Visual attention information can be traced on cortical response but not
on the retina: evidence from electrophysiological mouse data using natural
images as stimuli
- URL: http://arxiv.org/abs/2308.00526v1
- Date: Tue, 1 Aug 2023 13:09:48 GMT
- Title: Visual attention information can be traced on cortical response but not
on the retina: evidence from electrophysiological mouse data using natural
images as stimuli
- Authors: Nikos Melanitis and Konstantina Nikita
- Abstract summary: In primary visual cortex (V1), a subset of around $10%$ of the neurons responds differently to salient versus non-salient visual regions.
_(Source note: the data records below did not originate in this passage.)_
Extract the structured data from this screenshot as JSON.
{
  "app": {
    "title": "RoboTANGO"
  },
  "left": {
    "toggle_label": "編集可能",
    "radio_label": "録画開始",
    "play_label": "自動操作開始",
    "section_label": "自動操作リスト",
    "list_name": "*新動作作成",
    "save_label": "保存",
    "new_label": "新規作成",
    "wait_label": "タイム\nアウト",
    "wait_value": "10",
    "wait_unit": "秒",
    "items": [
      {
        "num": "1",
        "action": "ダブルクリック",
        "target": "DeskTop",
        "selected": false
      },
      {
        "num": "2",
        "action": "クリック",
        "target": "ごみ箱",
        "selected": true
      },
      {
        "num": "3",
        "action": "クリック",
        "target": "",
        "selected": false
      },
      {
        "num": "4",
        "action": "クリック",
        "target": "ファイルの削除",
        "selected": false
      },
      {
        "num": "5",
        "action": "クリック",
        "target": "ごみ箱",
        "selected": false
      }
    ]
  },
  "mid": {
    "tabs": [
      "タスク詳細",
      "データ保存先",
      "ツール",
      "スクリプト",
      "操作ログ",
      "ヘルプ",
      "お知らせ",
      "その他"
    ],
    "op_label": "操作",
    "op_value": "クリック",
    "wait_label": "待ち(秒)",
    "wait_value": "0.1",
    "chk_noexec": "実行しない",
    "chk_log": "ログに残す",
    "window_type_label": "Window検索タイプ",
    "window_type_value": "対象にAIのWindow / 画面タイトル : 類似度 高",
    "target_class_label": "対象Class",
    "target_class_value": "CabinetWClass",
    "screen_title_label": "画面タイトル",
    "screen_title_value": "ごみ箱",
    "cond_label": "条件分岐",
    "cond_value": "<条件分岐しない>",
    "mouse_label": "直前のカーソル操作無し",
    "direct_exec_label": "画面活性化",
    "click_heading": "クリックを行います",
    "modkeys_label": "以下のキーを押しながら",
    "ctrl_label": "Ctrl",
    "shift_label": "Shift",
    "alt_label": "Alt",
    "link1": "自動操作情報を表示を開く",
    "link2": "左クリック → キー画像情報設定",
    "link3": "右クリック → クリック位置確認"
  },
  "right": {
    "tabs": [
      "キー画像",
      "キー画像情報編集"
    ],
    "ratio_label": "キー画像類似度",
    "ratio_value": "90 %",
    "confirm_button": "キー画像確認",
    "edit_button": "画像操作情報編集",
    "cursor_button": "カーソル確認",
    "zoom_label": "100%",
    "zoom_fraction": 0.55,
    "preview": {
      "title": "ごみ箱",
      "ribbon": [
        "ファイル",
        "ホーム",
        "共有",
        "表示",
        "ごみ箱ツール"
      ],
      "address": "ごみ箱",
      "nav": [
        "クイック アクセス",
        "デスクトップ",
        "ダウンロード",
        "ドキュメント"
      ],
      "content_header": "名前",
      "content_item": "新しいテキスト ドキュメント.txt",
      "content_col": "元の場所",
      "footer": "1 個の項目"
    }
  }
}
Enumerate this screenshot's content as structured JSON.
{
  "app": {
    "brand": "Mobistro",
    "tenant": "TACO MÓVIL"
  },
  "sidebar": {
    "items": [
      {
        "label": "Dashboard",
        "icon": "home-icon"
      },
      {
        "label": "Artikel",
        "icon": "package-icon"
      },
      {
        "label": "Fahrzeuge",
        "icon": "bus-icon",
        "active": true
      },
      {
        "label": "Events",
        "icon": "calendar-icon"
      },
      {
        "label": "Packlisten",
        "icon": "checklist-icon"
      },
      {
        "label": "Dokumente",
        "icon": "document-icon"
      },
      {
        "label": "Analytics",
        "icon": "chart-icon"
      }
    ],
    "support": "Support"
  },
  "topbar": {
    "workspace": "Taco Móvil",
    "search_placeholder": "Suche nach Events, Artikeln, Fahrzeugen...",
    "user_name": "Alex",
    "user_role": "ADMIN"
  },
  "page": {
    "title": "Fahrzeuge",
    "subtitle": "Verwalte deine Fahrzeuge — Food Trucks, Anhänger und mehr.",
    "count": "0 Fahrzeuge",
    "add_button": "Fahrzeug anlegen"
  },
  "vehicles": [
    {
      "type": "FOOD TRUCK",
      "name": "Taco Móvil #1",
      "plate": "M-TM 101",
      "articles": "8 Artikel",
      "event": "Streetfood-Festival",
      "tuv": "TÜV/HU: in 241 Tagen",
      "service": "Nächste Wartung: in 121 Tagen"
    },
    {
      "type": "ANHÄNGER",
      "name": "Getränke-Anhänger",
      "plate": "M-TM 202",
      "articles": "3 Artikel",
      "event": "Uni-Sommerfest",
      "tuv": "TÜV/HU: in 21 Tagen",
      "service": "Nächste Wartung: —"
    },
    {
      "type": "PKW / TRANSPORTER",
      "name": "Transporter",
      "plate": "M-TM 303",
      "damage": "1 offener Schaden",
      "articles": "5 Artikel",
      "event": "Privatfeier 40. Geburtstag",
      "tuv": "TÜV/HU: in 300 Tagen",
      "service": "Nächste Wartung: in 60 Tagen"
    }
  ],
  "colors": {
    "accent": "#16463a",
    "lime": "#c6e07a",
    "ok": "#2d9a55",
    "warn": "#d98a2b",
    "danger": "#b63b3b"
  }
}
It appears that the retina remains naive concerning visual attention; cortical response gets to interpret visual attention information.
- Score: 0.0
- License: http://creativecommons.org/licenses/by/4.0/
- Abstract: Visual attention forms the basis of understanding the visual world. In this
work we follow a computational approach to investigate the biological basis of
visual attention. We analyze retinal and cortical electrophysiological data
from mouse. Visual Stimuli are Natural Images depicting real world scenes. Our
results show that in primary visual cortex (V1), a subset of around $10\%$ of
the neurons responds differently to salient versus non-salient visual regions.
Visual attention information was not traced in retinal response. It appears
that the retina remains naive concerning visual attention; cortical response
gets modulated to interpret visual attention information. Experimental animal
studies may be designed to further explore the biological basis of visual
attention we traced in this study. In applied and translational science, our
study contributes to the design of improved visual prostheses systems --
systems that create artificial visual percepts to visually impaired individuals
by electronic implants placed on either the retina or the cortex.